Mountain Ash Comprehensive in Rhondda Cynon Taf is one of the south Wales schools that has brought 450 pupils here this week as part of a Welsh Government programme to raise interest in STEM subjects.
They also heard from Major Peake about his space experience, and the future of the sector, which includes plans for an entirely self-sustaining trip to Mars.
The children were given demonstrations which included a space mission to the International Space Station in a pop-up planetarium, maintaining pressure in a space suit using a life-size dummy astronaut, and propelling mini-rockets using gases emitted by dry ice.
From Treorchy Comprehensive, 12-year-olds Lexi and Neve were already interested in science. Malikah was not "too excited about coming, it was just a trip.

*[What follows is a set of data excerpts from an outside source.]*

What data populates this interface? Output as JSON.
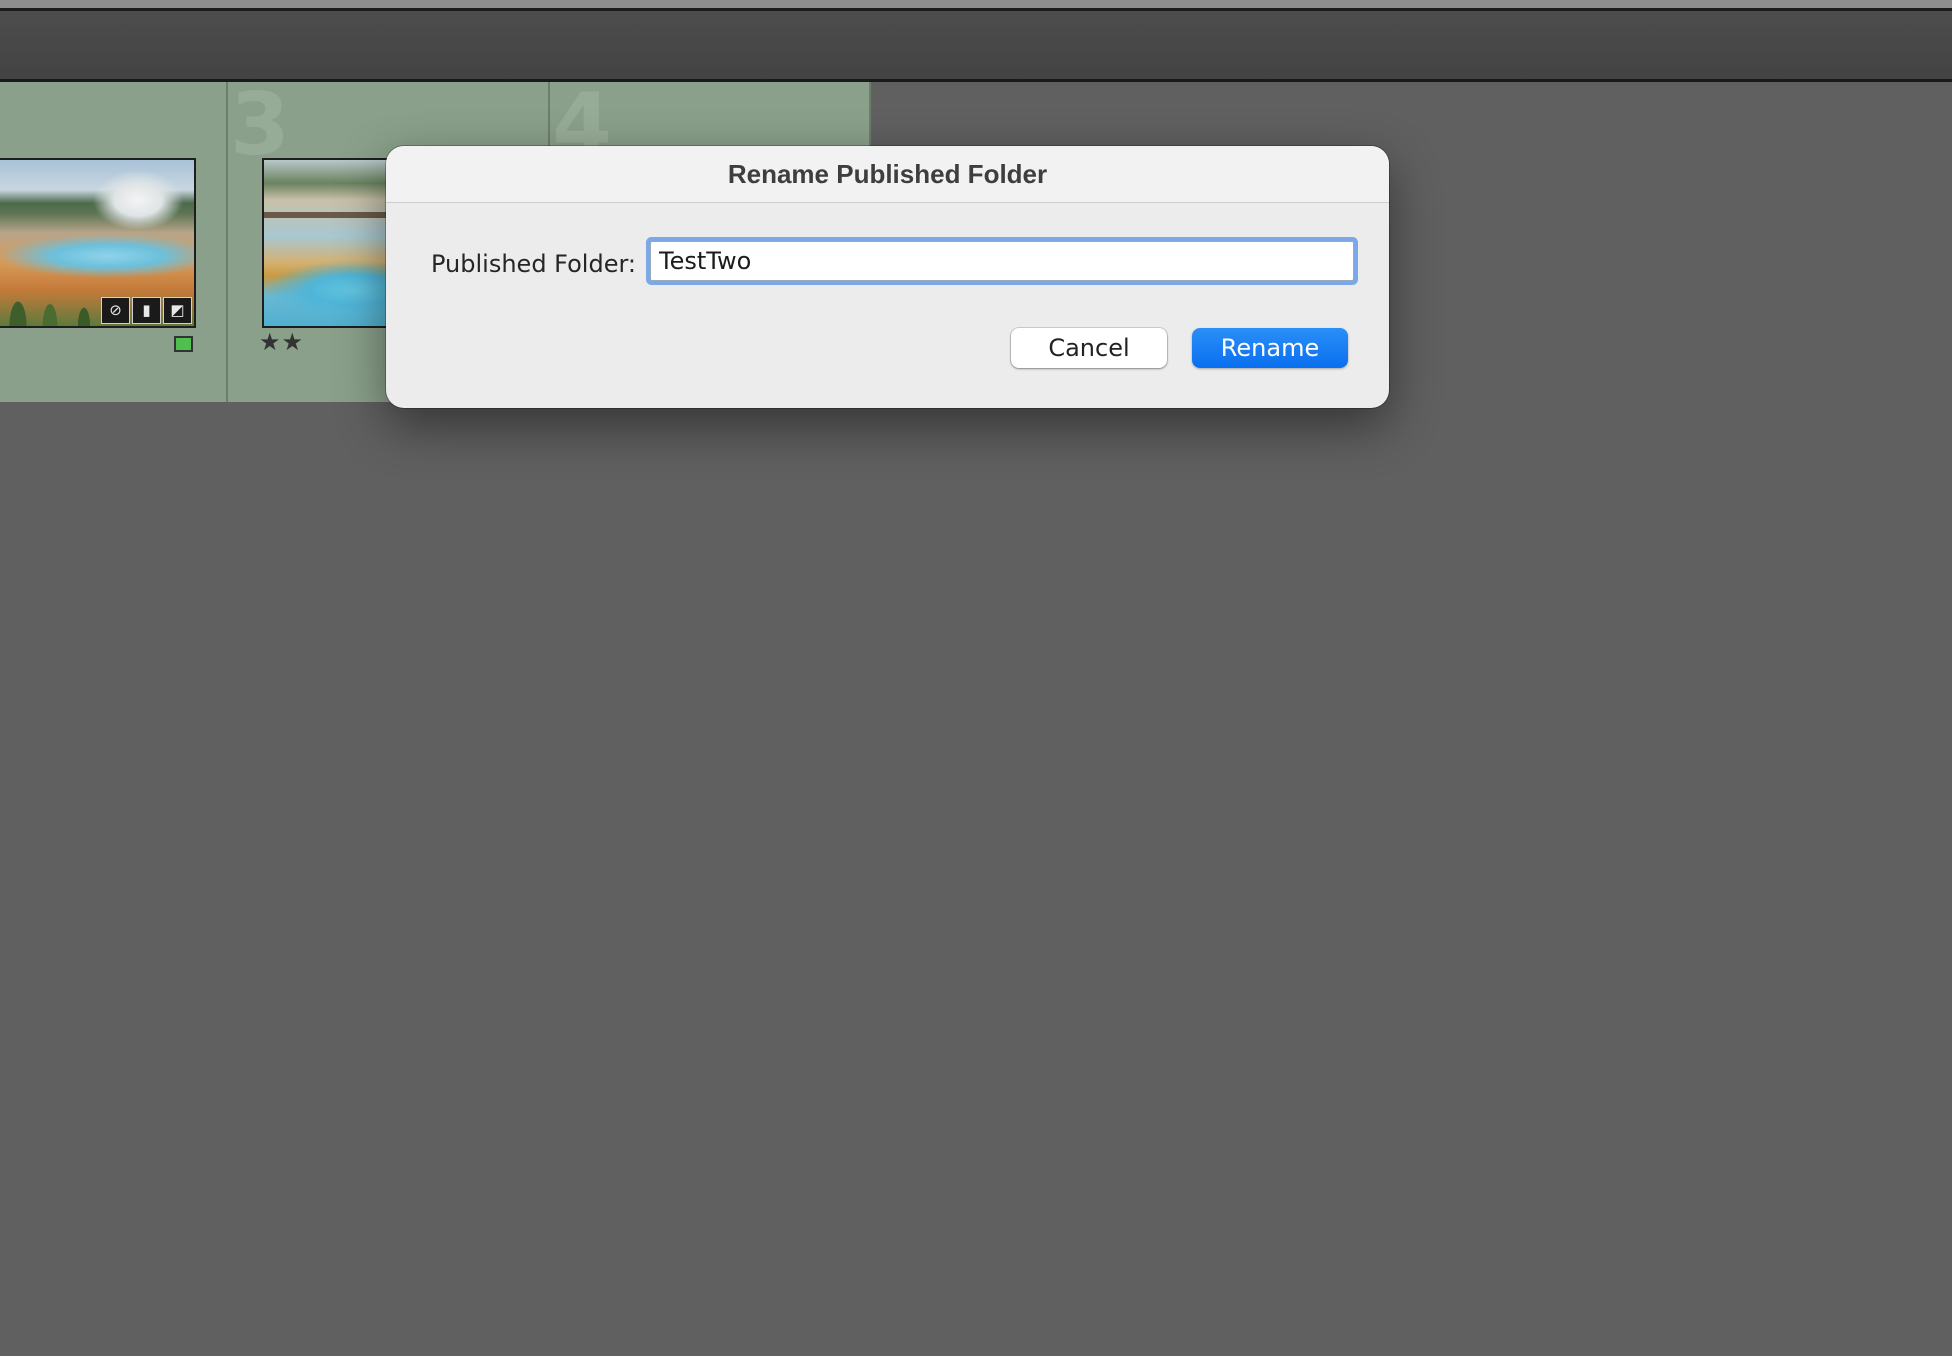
{
  "grid": {
    "cells": [
      {
        "number": ""
      },
      {
        "number": "3"
      },
      {
        "number": "4"
      }
    ],
    "thumb_icons": [
      "tag-icon",
      "comment-icon",
      "adjust-icon"
    ],
    "rating": "★★",
    "color_label": "#4fbf4f"
  },
  "dialog": {
    "title": "Rename Published Folder",
    "field_label": "Published Folder:",
    "field_value": "TestTwo",
    "cancel_label": "Cancel",
    "rename_label": "Rename"
  },
  "colors": {
    "background": "#606060",
    "cell_background": "#8aa08a",
    "accent_blue": "#0a6ff0",
    "focus_ring": "#7ba8e8"
  }
}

My parents wanted me to come, but now I'm really glad, it's been a great experience".
All three spoke enthusiastically about the exhibits and experiments.
This reaction might seem like mission accomplished for this event, but figures show the proportion of A-levels taken by girls in STEM subjects has stayed fairly static over the last 10 years.
The number of A-level STEM subjects taken as a proportion of all exams has increased slightly during that time, but the industry wants that to increase dramatically to fill the skills gap.
Graham Peters, chairman of the trade association UKspace, said the new scheme was designed to inspire young people to make subject choices that will lead them to work in the sector.
"The massive interest earlier this year celebrating the 50th anniversary of the Moon landings brought home not only the huge public interest in space exploration but also how space technology plays a key role in our daily lives."